Posted: Thu Sep 11, 2008 9:08 pm
by qsducks
Hoss;981535 wrote: My dad had amnesty time with us kids. Right before we went to bed he would sit down next to the bed and ask us how our day went. It was our time to let him know anything heavy on our hearts that was a burden that we wanted to get rid of, if we were honest and told the whole truth about anything, even if it went bad for us then his promises was that there would be no punishment in terms of a spanking or restrictions. I can tell my dad anything and he listens to me. He's never shown anger to me. When I was a kid and did something wrong I knew my dad would help me through it, to this day he is the one man that I’d go to for advice first.


And isn't that the point dude. I think that is the ultimate payback regarding kids.

Drug war and it's effects on children

Posted: Thu Sep 11, 2008 9:29 pm
by qsducks
Hoss;981545 wrote: Paybacks? I'm supposed to pay him back?:-3


Paybacks with love and appreciation that mum & dad sat you down and explained it all. And I'm glad me & hub did it. Daughter got in no troubles this summer and she was the only one out of all of her friends who did not get in trouble.
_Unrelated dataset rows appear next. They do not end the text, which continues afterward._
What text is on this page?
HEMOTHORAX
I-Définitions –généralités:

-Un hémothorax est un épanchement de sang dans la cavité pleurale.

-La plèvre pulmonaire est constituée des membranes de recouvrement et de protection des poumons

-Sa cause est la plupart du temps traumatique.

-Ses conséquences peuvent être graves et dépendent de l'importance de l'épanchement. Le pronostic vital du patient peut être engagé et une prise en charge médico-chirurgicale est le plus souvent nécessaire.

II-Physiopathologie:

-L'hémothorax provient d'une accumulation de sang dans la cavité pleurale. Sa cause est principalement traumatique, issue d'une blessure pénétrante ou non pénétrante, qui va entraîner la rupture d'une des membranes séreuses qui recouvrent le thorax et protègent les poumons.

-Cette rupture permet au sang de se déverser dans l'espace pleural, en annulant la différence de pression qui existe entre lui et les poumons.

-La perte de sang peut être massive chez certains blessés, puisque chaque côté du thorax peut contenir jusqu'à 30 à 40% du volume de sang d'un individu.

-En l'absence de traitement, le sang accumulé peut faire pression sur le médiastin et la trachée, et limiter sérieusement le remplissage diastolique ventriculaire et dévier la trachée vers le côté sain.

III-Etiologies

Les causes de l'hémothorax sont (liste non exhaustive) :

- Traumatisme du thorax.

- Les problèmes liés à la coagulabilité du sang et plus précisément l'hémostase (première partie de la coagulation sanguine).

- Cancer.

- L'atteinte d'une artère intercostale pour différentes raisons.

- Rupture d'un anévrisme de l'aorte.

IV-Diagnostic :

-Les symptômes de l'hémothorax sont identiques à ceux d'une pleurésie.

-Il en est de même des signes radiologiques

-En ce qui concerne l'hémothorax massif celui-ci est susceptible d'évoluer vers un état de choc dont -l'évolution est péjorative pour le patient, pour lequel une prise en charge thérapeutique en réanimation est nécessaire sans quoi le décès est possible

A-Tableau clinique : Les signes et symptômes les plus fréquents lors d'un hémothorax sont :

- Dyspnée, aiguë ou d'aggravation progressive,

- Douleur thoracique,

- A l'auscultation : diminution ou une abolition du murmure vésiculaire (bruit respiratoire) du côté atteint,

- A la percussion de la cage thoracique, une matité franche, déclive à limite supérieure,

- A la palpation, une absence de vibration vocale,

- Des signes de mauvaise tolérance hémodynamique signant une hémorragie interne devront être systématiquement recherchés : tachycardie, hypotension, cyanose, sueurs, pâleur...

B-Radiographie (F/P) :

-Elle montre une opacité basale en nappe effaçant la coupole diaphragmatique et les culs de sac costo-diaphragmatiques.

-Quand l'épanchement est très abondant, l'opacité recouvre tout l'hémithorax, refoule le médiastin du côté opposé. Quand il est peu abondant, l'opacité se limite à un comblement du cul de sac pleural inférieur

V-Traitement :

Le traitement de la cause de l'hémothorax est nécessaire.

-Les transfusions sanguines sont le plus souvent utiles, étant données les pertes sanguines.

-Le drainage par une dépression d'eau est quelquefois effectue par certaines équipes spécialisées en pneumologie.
I'm a firm believer if you talk to your children about life's up and downs, then they will respect you a whole lot better. And personally, it's because you know what your talking about and they will listen.

Drug war and it's effects on children

Posted: Thu Sep 11, 2008 9:43 pm
by qsducks
Hoss;981559 wrote: I believe that’s how it should work! We're all human we all make mistakes; I'm going show my children someday that I had to learn from mine and they will have to learn from theirs.


bingo! I really do believe that if you are open with your kids, the less trouble they will get into. And even if we don't always have night to night dinners with them, they know they can always talk to me and dads. We are very open with them. I'm very proud of my kids and we love them.